Dear Mother,
My dad tells me of a time when you weren’t consumed by your illness. I look back at wedding photos and cry, because I see the woman I should have had as a mom. She looks radiant and happy, something I have never once seen in all my years of knowing you. I always wanted a mother, someone to hold me when I cry, not to be the cause of my sobbing. I hated you for a long time. For all the invisible people you listened to instead of me. For all the times you dragged me kicking and screaming away from my dad, away from love and into the darkness you thought was your sanctuary. You taught me how to be quiet, so quiet that not even your paranoia could hear me. You taught me how to hold in the pain of my body breaking against walls, push it farther and farther down until I no longer felt anything. My ears learned when to anticipate the end to your screaming nights. I thought I hated you, my tormentor, the hulking monster always pacing back and forth behind my door. I realized I don’t, I hate the disease that took my mother from me, I hate the voices that you can’t drive out of your head, and most of all I hate how preventable all our agony was.
I understand now that Schizophrenia is hard to anticipate, but yours shouldn’t have been. You should have received more help after your first episode, maybe then you would have gotten better. I understand now why you hate the medication you have to take, I see how it slows your mind, how it balloons your body, making you feel worse and worse.
I have been trying to piece together your life, what was the trigger? What events unfolded to turn your life so completely upside-down? I try to track your spiral downwards, to understand you better, but also so I don’t end up falling into that bottomless chasm. After years of trying to peace your life together, I have come to the peak. I will never know the series of events that led you down this rabbit-hole. And I also cannot forgot the things you did to me, the things that broke me so many times.
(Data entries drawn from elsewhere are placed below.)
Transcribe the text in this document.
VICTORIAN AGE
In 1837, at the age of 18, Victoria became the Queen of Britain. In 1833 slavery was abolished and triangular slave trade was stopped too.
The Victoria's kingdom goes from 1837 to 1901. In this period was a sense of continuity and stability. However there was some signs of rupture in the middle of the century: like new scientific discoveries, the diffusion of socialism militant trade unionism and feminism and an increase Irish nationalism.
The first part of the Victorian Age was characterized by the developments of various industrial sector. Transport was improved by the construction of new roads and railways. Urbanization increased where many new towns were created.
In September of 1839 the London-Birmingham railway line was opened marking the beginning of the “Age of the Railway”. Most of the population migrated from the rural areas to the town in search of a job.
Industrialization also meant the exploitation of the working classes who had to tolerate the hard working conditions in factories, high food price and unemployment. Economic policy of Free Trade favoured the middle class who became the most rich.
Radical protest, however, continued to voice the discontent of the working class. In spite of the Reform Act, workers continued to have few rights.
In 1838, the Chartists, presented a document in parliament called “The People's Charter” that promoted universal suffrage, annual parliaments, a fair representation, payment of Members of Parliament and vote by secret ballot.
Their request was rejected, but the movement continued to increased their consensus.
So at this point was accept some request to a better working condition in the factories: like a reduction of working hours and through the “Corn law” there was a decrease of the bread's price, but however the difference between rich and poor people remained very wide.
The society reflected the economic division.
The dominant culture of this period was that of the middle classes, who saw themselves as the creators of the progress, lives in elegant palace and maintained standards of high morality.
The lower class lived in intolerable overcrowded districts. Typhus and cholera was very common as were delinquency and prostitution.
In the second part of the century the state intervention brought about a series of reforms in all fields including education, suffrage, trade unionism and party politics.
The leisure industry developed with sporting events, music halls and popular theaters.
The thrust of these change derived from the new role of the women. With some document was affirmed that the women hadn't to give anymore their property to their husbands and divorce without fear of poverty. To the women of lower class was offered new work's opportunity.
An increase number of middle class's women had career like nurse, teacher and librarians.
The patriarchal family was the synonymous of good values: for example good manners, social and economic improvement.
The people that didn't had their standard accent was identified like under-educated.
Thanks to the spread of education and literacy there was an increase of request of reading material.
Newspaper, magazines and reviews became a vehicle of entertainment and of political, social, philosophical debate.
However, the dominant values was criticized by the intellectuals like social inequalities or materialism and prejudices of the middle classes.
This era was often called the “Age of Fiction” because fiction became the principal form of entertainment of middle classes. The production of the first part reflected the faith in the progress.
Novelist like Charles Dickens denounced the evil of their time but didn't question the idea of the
From my research, I have gleaned some information. The longer a person with Schizophrenia goes without treatment, the higher the chance they will become violent. I also found that most people with your disorder do not become violent, you are a part of a small percentage. With all this knowledge and more I still end up at the same spot: knowing that I can never love you as a child loves their parent. I can and do love you as a fellow human being, and wish you a better life, one free from the voices that drove you to insanity. One where your paranoia does not dictate your life and one were you are happy again.